Much like the posters, the story makes vague allusions to the sexual
liberation of the "munitionettes" by hinting at, but never describing
their "masculine" behaviour and the "unprecedented candour" that came
"streaming out" on the bus-ride to the factory (Sime, p.40). Sime relies
heavily on slogan-like platitudes of "[i]t's time we lived," and
"...it's great out there" (Sime, p.42), while downplaying the "noise and
discomfort and strain" of the work as a small price to pay for such
"liberty" and "joy" and "relief" (Sime, p.43).
The story makes no mention of the copious women who became infertile or contracted debilitating illnesses from poison at the factories; who were killed or irreparably maimed in explosions of faulty munitions; who promptly lost their jobs and were relegated back to domestic servitude and second-class citizenship upon the men's return. Most women who tried to resist were quickly denigrated as unfit mothers, unworthy wives, and social rabble-rousers. Many of these feminists were institutionalised, because who but crazy women would want the jobs of men? The women who resisted this hegemonic duplicity have paved the way for true gender equality, yet it is writers like Sime who get touted as part of our literary heritage.
References.
Arnheim, R. (1969). Art and Visual Perception: The Psychology of the Creative Eye. Berkely, CA: The University of California Press. Print.
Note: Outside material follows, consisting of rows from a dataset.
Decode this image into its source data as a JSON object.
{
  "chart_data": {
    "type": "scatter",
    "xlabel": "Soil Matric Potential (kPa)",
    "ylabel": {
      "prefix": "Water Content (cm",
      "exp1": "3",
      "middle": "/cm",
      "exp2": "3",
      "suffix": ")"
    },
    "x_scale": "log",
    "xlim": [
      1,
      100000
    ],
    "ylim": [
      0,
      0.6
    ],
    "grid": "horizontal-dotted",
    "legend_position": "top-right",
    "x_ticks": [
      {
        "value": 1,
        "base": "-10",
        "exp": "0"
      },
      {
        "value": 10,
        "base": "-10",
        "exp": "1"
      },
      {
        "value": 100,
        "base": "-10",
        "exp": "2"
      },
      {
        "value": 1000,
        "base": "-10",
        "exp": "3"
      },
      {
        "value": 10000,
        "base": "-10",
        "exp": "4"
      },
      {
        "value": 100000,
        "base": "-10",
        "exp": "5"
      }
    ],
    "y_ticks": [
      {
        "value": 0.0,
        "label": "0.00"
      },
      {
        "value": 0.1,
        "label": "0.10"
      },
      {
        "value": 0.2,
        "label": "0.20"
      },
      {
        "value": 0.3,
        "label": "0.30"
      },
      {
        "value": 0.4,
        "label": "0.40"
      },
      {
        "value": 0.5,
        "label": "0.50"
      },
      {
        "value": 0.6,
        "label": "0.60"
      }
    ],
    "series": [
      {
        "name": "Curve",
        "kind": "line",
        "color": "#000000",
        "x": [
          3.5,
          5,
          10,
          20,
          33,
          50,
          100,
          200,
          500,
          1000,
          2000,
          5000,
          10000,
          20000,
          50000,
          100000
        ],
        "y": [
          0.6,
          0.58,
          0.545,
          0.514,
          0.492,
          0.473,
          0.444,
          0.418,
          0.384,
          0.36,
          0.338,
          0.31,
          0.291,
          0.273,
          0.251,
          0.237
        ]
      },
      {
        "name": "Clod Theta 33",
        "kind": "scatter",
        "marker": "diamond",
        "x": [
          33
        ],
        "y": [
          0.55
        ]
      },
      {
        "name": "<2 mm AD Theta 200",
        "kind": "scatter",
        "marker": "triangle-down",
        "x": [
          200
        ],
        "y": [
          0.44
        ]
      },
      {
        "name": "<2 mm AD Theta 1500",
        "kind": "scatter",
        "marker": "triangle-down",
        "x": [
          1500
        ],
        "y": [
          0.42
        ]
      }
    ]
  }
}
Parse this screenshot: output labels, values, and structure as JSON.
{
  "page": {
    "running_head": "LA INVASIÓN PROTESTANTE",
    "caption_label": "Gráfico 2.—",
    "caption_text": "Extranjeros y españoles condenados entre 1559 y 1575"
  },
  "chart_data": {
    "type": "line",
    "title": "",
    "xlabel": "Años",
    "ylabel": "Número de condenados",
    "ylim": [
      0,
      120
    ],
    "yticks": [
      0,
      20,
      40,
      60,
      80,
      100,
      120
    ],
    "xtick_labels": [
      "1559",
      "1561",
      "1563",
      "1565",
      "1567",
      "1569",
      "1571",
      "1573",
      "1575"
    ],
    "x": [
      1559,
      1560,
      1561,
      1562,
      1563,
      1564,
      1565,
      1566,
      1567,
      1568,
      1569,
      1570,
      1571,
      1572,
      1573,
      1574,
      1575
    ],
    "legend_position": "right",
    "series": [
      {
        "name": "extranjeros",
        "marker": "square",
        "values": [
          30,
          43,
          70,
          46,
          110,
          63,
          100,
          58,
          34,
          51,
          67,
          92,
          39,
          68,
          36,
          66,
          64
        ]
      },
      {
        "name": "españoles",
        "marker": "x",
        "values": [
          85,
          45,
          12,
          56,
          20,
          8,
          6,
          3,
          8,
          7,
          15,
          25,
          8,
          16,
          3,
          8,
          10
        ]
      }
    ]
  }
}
Finke, Ronald A (1996). "Imagery, Creativity, and Emergent Structure : Consciousness and Cognition." 5.3: 381--393. Print.
Jowett, Garth, and O'Donnell. (1999). Propaganda and Persuasion. 3rd ed. Thousand Oaks, Calif.: Sage Publications. Print.
Keshen, J. (1996) Propaganda and Censorship: During Canada's Great War. Edmonton: University of Alberta Press. Print.
Nelson, A. (2002). "Development and Socialization in Childhood and Adolescence." In Gender in Canada (2nd Edition). Toronto: Pearson Prentice Hall. 112-160.
Sime, J. G. (1917) Sister Woman. Ottawa: Tecumseh Press. Print.
Woollacott, A. (1994) On Her their Lives Depend: Munitions Workers in the Great War. Berkeley: University of California Press. Print.
Many other posters were described than appear in this blog.